If you prayed, if you raised your hand, right now. I want you to come out right now. I want you to step out, and I want you to come forward, because the rest of us are going to cheer. If you're in the balcony here at Anderson, step out and walk down, because we have people who will wait for you. Columbia, Greenville, Spartanburg, Florence, Charleston, Myrtle Beach, Greenwood, let's go. Let's go. There are dozens of people here. This is awesome.

Keep coming. Keep coming. Keep coming. If you raised your hand, but you haven't come forward, and you're scared, I understand that. Ask the person next to you, "Hey, will you go with me? I'll go if you'll go." Hey, if you, out of the corner of your eye, noticed somebody raise their hand (because I know you were looking), and they haven't moved, tell them. Just right now, tell them, "Hey, let's go. Let's nail this down right now."

Anybody else on any campus? Come on. Let's go. People are still coming. That's awesome. Tell them you'll go with them. Tell them you'll go with them if they need to go, because we're going to celebrate this Christmas. You keep coming. There are people. As you come down the aisle, don't you hold your head down. You hold your head up high. You have something to celebrate. There is no shame in this game, baby. We can be excited.

People are still responding, so if you're in Greenville, Columbia, if you're at another campus, there is still time for you. If you're online, shoot us an email right now at If you're on Twitter, hit us up at @newspring and let us know you prayed to receive Christ. There are still people coming forward here at Anderson, so we're going to keep this going. We're going to celebrate. We are one church, many locations.

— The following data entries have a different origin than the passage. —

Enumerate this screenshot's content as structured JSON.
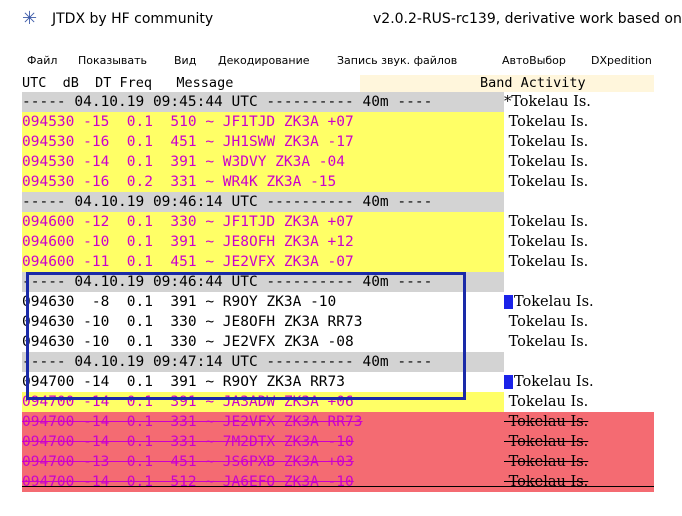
{
  "window": {
    "title": "JTDX  by HF community",
    "version": "v2.0.2-RUS-rc139, derivative work based on"
  },
  "menu": [
    {
      "label": "Файл"
    },
    {
      "label": "Показывать"
    },
    {
      "label": "Вид"
    },
    {
      "label": "Декодирование"
    },
    {
      "label": "Запись звук. файлов"
    },
    {
      "label": "АвтоВыбор"
    },
    {
      "label": "DXpedition"
    }
  ],
  "columns": {
    "decode_header": "UTC  dB  DT Freq   Message",
    "band_activity": "Band Activity"
  },
  "rows": [
    {
      "kind": "sep",
      "text": "----- 04.10.19 09:45:44 UTC ---------- 40m ----",
      "activity": "*Tokelau Is."
    },
    {
      "kind": "yellow",
      "text": "094530 -15  0.1  510 ~ JF1TJD ZK3A +07",
      "activity": " Tokelau Is."
    },
    {
      "kind": "yellow",
      "text": "094530 -16  0.1  451 ~ JH1SWW ZK3A -17",
      "activity": " Tokelau Is."
    },
    {
      "kind": "yellow",
      "text": "094530 -14  0.1  391 ~ W3DVY ZK3A -04",
      "activity": " Tokelau Is."
    },
    {
      "kind": "yellow",
      "text": "094530 -16  0.2  331 ~ WR4K ZK3A -15",
      "activity": " Tokelau Is."
    },
    {
      "kind": "sep",
      "text": "----- 04.10.19 09:46:14 UTC ---------- 40m ----",
      "activity": ""
    },
    {
      "kind": "yellow",
      "text": "094600 -12  0.1  330 ~ JF1TJD ZK3A +07",
      "activity": " Tokelau Is."
    },
    {
      "kind": "yellow",
      "text": "094600 -10  0.1  391 ~ JE8OFH ZK3A +12",
      "activity": " Tokelau Is."
    },
    {
      "kind": "yellow",
      "text": "094600 -11  0.1  451 ~ JE2VFX ZK3A -07",
      "activity": " Tokelau Is."
    },
    {
      "kind": "sep",
      "text": "----- 04.10.19 09:46:44 UTC ---------- 40m ----",
      "activity": ""
    },
    {
      "kind": "hl",
      "text": "094630  -8  0.1  391 ~ R9OY ZK3A -10",
      "activity": "Tokelau Is.",
      "marker": true
    },
    {
      "kind": "hl",
      "text": "094630 -10  0.1  330 ~ JE8OFH ZK3A RR73",
      "activity": " Tokelau Is."
    },
    {
      "kind": "hl",
      "text": "094630 -10  0.1  330 ~ JE2VFX ZK3A -08",
      "activity": " Tokelau Is."
    },
    {
      "kind": "sep",
      "text": "----- 04.10.19 09:47:14 UTC ---------- 40m ----",
      "activity": ""
    },
    {
      "kind": "hl",
      "text": "094700 -14  0.1  391 ~ R9OY ZK3A RR73",
      "activity": "Tokelau Is.",
      "marker": true
    },
    {
      "kind": "yellow",
      "text": "094700 -14  0.1  391 ~ JA3ADW ZK3A +06",
      "activity": " Tokelau Is."
    },
    {
      "kind": "red",
      "text": "094700 -14  0.1  331 ~ JE2VFX ZK3A RR73",
      "activity": " Tokelau Is."
    },
    {
      "kind": "red",
      "text": "094700 -14  0.1  331 ~ 7M2DTX ZK3A -10",
      "activity": " Tokelau Is."
    },
    {
      "kind": "red",
      "text": "094700 -13  0.1  451 ~ JS6PXB ZK3A +03",
      "activity": " Tokelau Is."
    },
    {
      "kind": "red",
      "text": "094700 -14  0.1  512 ~ JA6EFO ZK3A -10",
      "activity": " Tokelau Is."
    }
  ]
}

Here is what I know. For some of you, maybe this is your first time here at NewSpring church. You're like, "I like your church and everything, but I don't understand why y'all are doing all this clapping. I've never been to a church that clapped." It's very simple, my friends. We want to cheer more for people meeting Christ than we do for our favorite college team scoring a touchdown because we believe that what happened here today is going to matter for eternity, and that touchdown doesn't even matter next game, much less next season.

We're going to celebrate what Jesus celebrates, and the Bible says that right now, there is a party going on in heaven, and there are angels celebrating, so that's why we celebrate when people step over the line of faith and meet Christ. Thank you so much for joining us. Next Sunday, we have an amazing service planned. I'm telling you, it's amazing. The week after that, January 5, I'm going to tell you how to have the best year of your life. I hope you have a great Christmas.

Keep us in your prayers, because we have more of these services. If you know someone who needs to hear the gospel, you get them to one of our services. Y'all have a great week. God bless. I love you.